I love the term, “p$ychiatry,” as often used by one of my beloved regular blog readers. This certainly makes its point when in written form, but out loud, how would it be pronounced so others can hear the $?

I recall my sudden realization upon figuring out that “Mental Health Service” was certainly not a service at all! It’s contradictory!

I noticed this first in the “services” provided by the Commonwealth of Massachusetts, mostly for poor people who were “mental patients.” The DMH had farmed out their work to an organization called CBFS, and to other organizations. This CBFS consisted of paid people with no qualifications except the required reliable car and cell phone. Some organizations even give the person a car and cell. These folks were largely of no use to me. In fact, it was a nuisance due to their chronic unreliability. Most were grossly irresponsible. They were supposed to have bachelor’s degrees in something, but I’m sure many didn’t. They posed as “social workers.” The supervisors did have such degrees but not the ones that came to visit, or shall I say, impose on me.

My initial complaint was that my first CBFS worker knew nothing about eating disorders. She knew so little that she had the nerve to ask me annoying questions such as, “How would you suggest I motivate myself to go to the gym?” as if my role was to share my weight loss secrets. This was obnoxious and showed her gross ignorance.

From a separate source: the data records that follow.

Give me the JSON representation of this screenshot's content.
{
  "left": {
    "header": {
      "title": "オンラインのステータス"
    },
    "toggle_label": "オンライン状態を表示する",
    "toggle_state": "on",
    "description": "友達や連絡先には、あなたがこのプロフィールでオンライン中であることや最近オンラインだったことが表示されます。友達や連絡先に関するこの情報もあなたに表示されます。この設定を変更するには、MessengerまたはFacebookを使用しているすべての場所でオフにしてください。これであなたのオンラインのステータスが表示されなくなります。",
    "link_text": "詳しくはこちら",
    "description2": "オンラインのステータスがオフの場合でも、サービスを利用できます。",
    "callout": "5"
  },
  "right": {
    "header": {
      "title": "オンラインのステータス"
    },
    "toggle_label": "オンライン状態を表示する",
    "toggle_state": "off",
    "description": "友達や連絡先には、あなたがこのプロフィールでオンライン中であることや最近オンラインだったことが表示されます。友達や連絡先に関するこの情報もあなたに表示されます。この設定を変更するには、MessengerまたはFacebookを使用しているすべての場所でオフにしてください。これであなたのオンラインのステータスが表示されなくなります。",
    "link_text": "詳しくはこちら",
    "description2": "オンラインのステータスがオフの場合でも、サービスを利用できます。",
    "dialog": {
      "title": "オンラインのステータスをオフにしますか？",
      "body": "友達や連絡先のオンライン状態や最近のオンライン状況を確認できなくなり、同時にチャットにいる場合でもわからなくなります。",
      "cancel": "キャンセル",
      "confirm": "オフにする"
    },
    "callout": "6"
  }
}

When I first signed up for these “services,” on the urging of my abusive therapist, Maria Mellano, I assumed the CBFS people provided rides to appointments if I needed this in a pinch. This wasn’t true. I never needed the paratransit but occasionally I had a minor injury such as an ankle sprain that temporarily kept me from transporting myself on foot or by bus. I called my CBFS worker and she always refused to drive me anywhere, though she claimed she did this for people. Later, I found out that this wasn’t part of their “service.” So what the heck did they do?

They were supposed to find providers for patients. They did this by doing an online search. However, since I had my own computer and often did online searches myself, this CBFS “service” wasn’t necessary. CBFS sometimes called treatment places, but I was perfectly capable of making phone inquiries myself. I found providers myself and when I chose to do so, terminated these providers myself.

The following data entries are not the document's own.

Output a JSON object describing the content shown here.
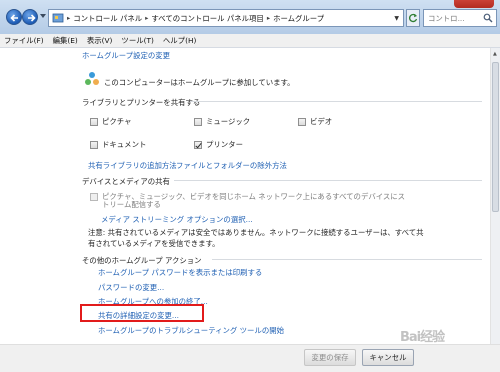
{
  "address": {
    "crumbs": [
      "コントロール パネル",
      "すべてのコントロール パネル項目",
      "ホームグループ"
    ],
    "search_placeholder": "コントロ..."
  },
  "menu": [
    "ファイル(F)",
    "編集(E)",
    "表示(V)",
    "ツール(T)",
    "ヘルプ(H)"
  ],
  "top_link": "ホームグループ設定の変更",
  "status": "このコンピューターはホームグループに参加しています。",
  "share_section": {
    "title": "ライブラリとプリンターを共有する",
    "items": [
      {
        "label": "ピクチャ",
        "checked": false
      },
      {
        "label": "ミュージック",
        "checked": false
      },
      {
        "label": "ビデオ",
        "checked": false
      },
      {
        "label": "ドキュメント",
        "checked": false
      },
      {
        "label": "プリンター",
        "checked": true
      }
    ],
    "link_libraries": "共有ライブラリの追加方法",
    "link_exclude": "ファイルとフォルダーの除外方法"
  },
  "media_section": {
    "title": "デバイスとメディアの共有",
    "stream_line1": "ピクチャ、ミュージック、ビデオを同じホーム ネットワーク上にあるすべてのデバイスにス",
    "stream_line2": "トリーム配信する",
    "stream_link": "メディア ストリーミング オプションの選択...",
    "note_line1": "注意: 共有されているメディアは安全ではありません。ネットワークに接続するユーザーは、すべて共",
    "note_line2": "有されているメディアを受信できます。"
  },
  "other_section": {
    "title": "その他のホームグループ アクション",
    "links": [
      "ホームグループ パスワードを表示または印刷する",
      "パスワードの変更...",
      "ホームグループへの参加の終了...",
      "共有の詳細設定の変更...",
      "ホームグループのトラブルシューティング ツールの開始"
    ]
  },
  "buttons": {
    "save": "変更の保存",
    "cancel": "キャンセル"
  },
  "watermark": "Bai经验"
}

They did one thing. I got a ride to an ER once. This was ordered by my worker’s boss, who was threatening to section me. I know now that he wanted to silence me. He was irresponsible and lazy.  I threatened to report him to DMH. I’m not at all surprised that he decided I “needed” a hospital. I believe he was fired shortly after anyway.  On another occasion, I got a ride home from an ER from a guy that said not one word to me the entire ride home. Beyond this, they provided no service.

I dumped CBFS immediately after I was released from Mount Auburn in August 2013. They called and asked why. I said, “This is not a service. This is a non-service.”

I remember how good it felt to speak those words aloud over the phone to the CBFS people. I felt empowered. Based on the non-service concept, I have a new term for the Mental Health System as a whole. Mental Health Disservices.  For now, I rather like this invention. It can be spoken aloud and is rather clear.

That’s my thought for the day. I have writing to do!  Have a good one!